Некоторые осуждали семью Михаила - пьют как лошади, гуляют во все тяжкие, а работникам не платят положенное. Часть же группы, пусть и невольно, обнаруживала нечто вроде зависти и уважения – сумел поймать волну, не то, что некоторые… теоретики бизнеса. Это можно было вполне отнести и к нам, преподам. Ну что ж… Каждый выбирает для себя – женщину, религию, дорогу... Опять поймала себя на цитате. Ох, уж эта литературная душа.

Та сессия завершилась благополучно, мы отработали свое. Ну, а отметку  удовлетворительную Михаил все же получил – директор филиала оченно просил уважить: староста, а к тому же помогает продлевать лицензию, иногда дает на расходники… Се ля ви.

В следующий раз мы приехали уже на выпускные экзамены. Те же обветшавшие стены с плакатом, уже знакомые лица молодежи. На них тревога – как сдадим госы профессуре? А потом диплом…  Момент серьезный – шесть лет «тянули срок». И здесь без старосты - никак, нужна организация. Но его-то  как раз мы и не увидели. На вопрос о нём полненькая девушка с первой парты скорбно-скупо проговорила: «А мы думали, вы знаете… про Михаила…»

И тут мы выслушали шокирующее известие: десять дней назад сын нашего старосты покончил с собой. Шагнул с седьмого этажа. Ему было без малого шестнадцать…
Так вот почему ребята такие притихшие! Их как будто придавило тяжкое горе их лидера. Кто мог ожидать такое! Единственное чадо столь благополучного семейства, впереди успешная молодая жизнь: какая-нибудь "мазда", шикарные тусовки, зарубежные круизы и колледжи, любые девушки… Но мальчика никто не видел улыбающимся, он отличался скромностью и замкнутостью, был хрупким и нежным на вид.
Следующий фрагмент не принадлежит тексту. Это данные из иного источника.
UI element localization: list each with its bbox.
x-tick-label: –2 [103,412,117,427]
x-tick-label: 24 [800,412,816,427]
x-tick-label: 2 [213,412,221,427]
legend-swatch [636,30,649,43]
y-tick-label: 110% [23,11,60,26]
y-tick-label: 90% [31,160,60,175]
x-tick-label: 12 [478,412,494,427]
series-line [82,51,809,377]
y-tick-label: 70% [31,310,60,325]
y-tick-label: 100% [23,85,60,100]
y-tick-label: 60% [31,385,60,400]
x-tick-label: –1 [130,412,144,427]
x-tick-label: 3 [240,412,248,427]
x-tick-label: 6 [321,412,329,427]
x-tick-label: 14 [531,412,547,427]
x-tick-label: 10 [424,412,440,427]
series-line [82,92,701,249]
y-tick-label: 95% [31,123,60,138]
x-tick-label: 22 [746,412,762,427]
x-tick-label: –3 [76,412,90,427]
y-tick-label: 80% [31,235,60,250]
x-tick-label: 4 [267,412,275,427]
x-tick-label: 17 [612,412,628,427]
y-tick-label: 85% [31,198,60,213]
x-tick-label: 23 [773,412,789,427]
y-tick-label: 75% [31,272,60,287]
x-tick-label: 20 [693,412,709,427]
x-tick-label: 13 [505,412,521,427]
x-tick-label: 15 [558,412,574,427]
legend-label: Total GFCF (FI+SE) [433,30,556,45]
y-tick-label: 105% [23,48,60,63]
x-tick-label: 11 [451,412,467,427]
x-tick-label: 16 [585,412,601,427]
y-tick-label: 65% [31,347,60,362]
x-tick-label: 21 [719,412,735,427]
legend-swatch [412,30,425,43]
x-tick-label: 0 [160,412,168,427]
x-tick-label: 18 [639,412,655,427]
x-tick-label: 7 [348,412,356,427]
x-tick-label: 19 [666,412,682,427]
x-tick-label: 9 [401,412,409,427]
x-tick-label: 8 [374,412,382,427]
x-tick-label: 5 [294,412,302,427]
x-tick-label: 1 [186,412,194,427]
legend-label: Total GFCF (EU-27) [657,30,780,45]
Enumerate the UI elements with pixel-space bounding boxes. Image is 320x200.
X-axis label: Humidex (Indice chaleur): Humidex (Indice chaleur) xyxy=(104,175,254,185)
Будто не их ребенок - говорили про него. И вот такой шаг...

Нам тоже стало не по себе.

Но дело есть дело – раздали темы дипломов,  приняли госэкзамены. Обычно после госов студенты устраивают праздники, приглашая и нас, комиссию. В этот раз было не до веселья. Каждый словно что-то обдумывал про себя, задавал вопрос той невидимой силе, что властно распоряжается судьбами, шагами и главными датами всех нас – маленьких и больших, бедных и богатых…  И составляет свое расписание уроков и тестирования для каждого.

Граф на ночь принял стакан подаренного коньяка - иначе, сказал, не засну...

Уезжали мы подавленные, не оставляли мысли о случившемся. Граф задумчиво глядя в окно микроавтобуса, произнес:
- Хотел бы я знать, а что думает про моя Дашка?
Его Дашка - тоже подросток, со сложным характером, поздний ребенок от третьей жены...
Я тоже подумала о своих - и детях, и ошибках, скажем так. А ведь их - куча мала!

По дороге посетили мужской монастырь 16-го века - Площанская пустынь. Прошли по холодному, продуваемому ветром двору, мимо полуразрушенной колокольни времен Иоанна Грозного. В церкви охватило тепло, хотя на душе всё еще оставался камень. Жалко мальчишку... Что делается сегодня с ними, птенцами глупыми? Такие экстремумы-случаи с их необъяснимым уходом всё чаще... Протест? Может, среди них есть те самые индиго? Индиго-индикаторы больного общества? Уродства взрослых?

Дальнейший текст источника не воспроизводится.